The Liberals’ membership lists are still a mess (see previous blog). And their direct-mail fund-raising, which is perhaps their single most crucial disadvantage compared with the Conservatives, is barely underway.

Moreover, until the Liberals mobilize their on-the-ground organizations for the next election campaign, they are unlikely to be able to collect voter data as systematically or in sufficient volume for it to be an effective political tool. Barack Obama, remember, launched his presidential campaign on December 7, 2007 – 23 months before the election.

Nearly two years of campaigning allowed Obama organizers to collect data – emails, addresses and phone numbers — at every rally, every bake sale, and on every web-contact, which could be used by on-the ground organizers to recruit workers and to raise money.

In this country, the Conservatives have been the runaway leader in this technology. They have had a software system called CIMS (Constituency Information Management System) since 2004. The critical element of CIMS, as the one-time Conservative organizer Tom Flanagan explained in his book, Harper’s Team, was that it was accessible both locally and nationally, so that a voter identified as a supporter by a Tory door-knocker in rural Saskatchewan could then be approached by direct mail for a donation, perhaps even on an issue he or she was known to feel strongly about.

Having been at this for five years, the Conservatives have been able to hone their database, in particular for fund-raising. No more letters going to people who have moved, or who have moved on politically. No more begging letters to deadbeats.
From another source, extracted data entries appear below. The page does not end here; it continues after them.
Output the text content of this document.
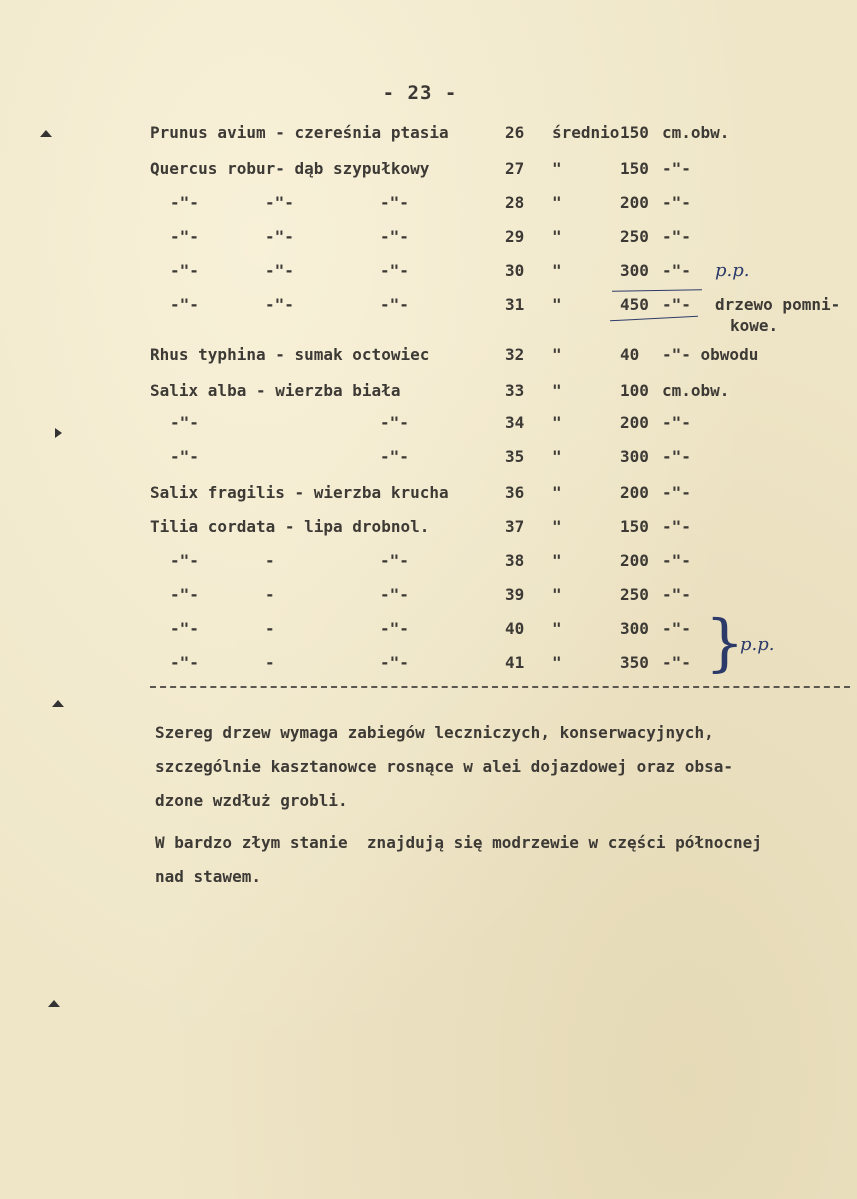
- 23 -
Prunus avium - czereśnia ptasia	26 średnio 150 cm.obw.
Quercus robur- dąb szypułkowy	27 "	150 -"-
-"-	-"-	-"-	28 "	200 -"-
-"-	-"-	-"-	29 "	250 -"-
-"-	-"-	-"-	30 "	300 -"- p.p.
-"-	-"-	-"-	31 "	450 -"- drzewo pomni-
Rhus typhina - sumak octowiec	32 "	40 -"- obwodu
Salix alba - wierzba biała	33 "	100 cm.obw.
-"-	-"-	34 "	200 -"-
-"-	-"-	35 "	300 -"-
Salix fragilis - wierzba krucha	36 "	200 -"-
Tilia cordata - lipa drobnol.	37 "	150 -"-
-"-	-	-"-	38 "	200 -"-
-"-	-	-"-	39 "	250 -"-
-"-	-	-"-	40 "	300 -"-
-"-	-	-"-	41 "	350 -"-
kowe.
}
p.p.
Szereg drzew wymaga zabiegów leczniczych, konserwacyjnych,
szczególnie kasztanowce rosnące w alei dojazdowej oraz obsa-
dzone wzdłuż grobli.
W bardzo złym stanie  znajdują się modrzewie w części północnej
nad stawem.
Even once the Liberals have assembled robust lists of members and supporters, they will need to be tested and culled before they will be effective for fund-raising. That requires an investment of time and money by a party that doesn’t have a lot of either. Tory organizers tell me that it took CIMS more than a year of operation before their direct-mail starting making money for them.

No reason to think that it would take anything less for the Liberals to get their software working effectively for them. By that time, most folks seem to think we will already have been through another election.
Paul Adams, a former political correspondent for the CBC and Globe and Mail, is a member of Carleton’s journalism faculty and executive director of EKOS Research Associates. He is researching a book on the Liberal Party.